The double immunohistochemical staining for simultaneous detection of HCMV-antigens and neural/neuronal cell markers showed that the 63.3% of HCMV-infected cells expressed nestin (441 nestin-HCMV-positive cells/696 HCMV-positive cells) and 94% expressed DCX (601 DCX-HCMV-positive cells/639 HCMV-positive cells) (Fig. 5). In all cases, nestin used as marker of neural cells in early stage of differentiation, was mainly expressed in the subventricular zone and hippocampus, while in the white matter and cortex was weakly detected. In thalamus, hypothalamus and basal ganglia, this marker was not expressed. However, the positive cells for both HCMV-antigens and nestin were found in all brain regions, including the area where nestin was not usually expressed by non-infected neural cells (Fig. 5b). Considering the results obtained using DCX as marker of neuronal progenitor cells with determined lineage, almost all HCMV-positive cells (94%) expressed this marker. In the brain of the fetuses studied, DCX was diffusely expressed in each region, furthermore, positive-cells for both HCMV-antigens and DCX were detected in all encephalic areas. Finally, no HCMV-positive cells expressing NeuN were found (Fig. 5d). This marker, used to identify mature neurons, were mainly detected in the cortex, it was less expressed in white matter and was not found in the subventricular zone and hippocampus of studied cases.

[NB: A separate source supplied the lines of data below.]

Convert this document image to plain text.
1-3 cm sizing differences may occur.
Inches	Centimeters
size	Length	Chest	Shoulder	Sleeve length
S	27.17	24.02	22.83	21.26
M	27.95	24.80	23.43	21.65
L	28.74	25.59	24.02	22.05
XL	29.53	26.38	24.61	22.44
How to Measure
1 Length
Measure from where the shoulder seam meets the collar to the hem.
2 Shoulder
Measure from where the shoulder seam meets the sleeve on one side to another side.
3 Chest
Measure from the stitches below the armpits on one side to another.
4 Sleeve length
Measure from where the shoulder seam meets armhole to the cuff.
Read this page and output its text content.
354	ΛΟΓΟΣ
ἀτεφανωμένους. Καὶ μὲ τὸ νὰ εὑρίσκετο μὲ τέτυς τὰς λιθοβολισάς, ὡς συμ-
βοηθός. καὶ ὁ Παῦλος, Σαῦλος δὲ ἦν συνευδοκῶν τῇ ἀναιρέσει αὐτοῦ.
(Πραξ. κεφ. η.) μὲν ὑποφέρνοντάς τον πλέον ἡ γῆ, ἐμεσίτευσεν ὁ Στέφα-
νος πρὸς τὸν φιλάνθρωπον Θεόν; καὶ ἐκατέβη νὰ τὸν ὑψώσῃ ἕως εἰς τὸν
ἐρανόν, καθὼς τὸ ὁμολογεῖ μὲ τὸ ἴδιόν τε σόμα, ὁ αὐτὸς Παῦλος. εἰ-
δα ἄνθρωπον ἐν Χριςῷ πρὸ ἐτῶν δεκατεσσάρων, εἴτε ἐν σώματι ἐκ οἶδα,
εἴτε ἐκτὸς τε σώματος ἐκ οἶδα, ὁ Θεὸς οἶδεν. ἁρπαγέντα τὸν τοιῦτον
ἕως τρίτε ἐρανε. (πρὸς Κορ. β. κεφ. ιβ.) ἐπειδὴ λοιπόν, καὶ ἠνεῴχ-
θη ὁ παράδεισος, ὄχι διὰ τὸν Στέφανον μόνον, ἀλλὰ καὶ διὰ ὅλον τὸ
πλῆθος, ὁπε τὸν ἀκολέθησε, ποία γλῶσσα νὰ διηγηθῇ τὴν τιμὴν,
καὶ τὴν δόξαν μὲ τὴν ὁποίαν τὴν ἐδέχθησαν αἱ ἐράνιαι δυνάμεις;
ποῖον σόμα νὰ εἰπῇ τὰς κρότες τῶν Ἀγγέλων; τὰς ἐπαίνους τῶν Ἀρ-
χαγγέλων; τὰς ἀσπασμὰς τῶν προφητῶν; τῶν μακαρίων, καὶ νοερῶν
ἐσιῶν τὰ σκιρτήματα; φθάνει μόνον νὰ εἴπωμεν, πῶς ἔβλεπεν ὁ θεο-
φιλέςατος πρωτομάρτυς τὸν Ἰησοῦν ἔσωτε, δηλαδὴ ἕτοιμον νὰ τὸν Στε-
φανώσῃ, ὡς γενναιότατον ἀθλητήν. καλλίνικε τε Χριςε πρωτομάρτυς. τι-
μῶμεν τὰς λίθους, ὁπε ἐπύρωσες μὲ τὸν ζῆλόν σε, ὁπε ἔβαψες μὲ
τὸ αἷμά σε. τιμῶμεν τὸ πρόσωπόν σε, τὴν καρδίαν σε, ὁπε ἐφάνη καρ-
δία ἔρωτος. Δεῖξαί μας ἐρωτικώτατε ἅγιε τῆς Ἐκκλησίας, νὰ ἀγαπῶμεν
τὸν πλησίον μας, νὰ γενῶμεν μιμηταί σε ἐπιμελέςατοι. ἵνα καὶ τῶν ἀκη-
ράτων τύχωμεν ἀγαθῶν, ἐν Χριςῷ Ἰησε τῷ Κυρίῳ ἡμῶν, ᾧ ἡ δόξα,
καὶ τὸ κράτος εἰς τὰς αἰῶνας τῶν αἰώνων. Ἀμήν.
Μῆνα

When comparing the same brain region for fetuses with different degree of brain damage, in the case with severe encephalic injury, the expression of NeuN resulted almost absent compared to fetuses with moderate or mild brain damage (Fig. 6).
In the brain of control cases, no pathological findings were found. The nestin was mainly expressed in the hippocampus and the subventricular zone, weakly expressed in the white matter and cortical area and was absent in the thalamus, hypothalamus and basal ganglia (Fig. 7). DCX was diffusely found in all brain regions. NeuN was mainly detected in the cortical area, less expressed in white matter, thalamus and hypothalamus and almost absent in the subventricular zone and in the hippocampus.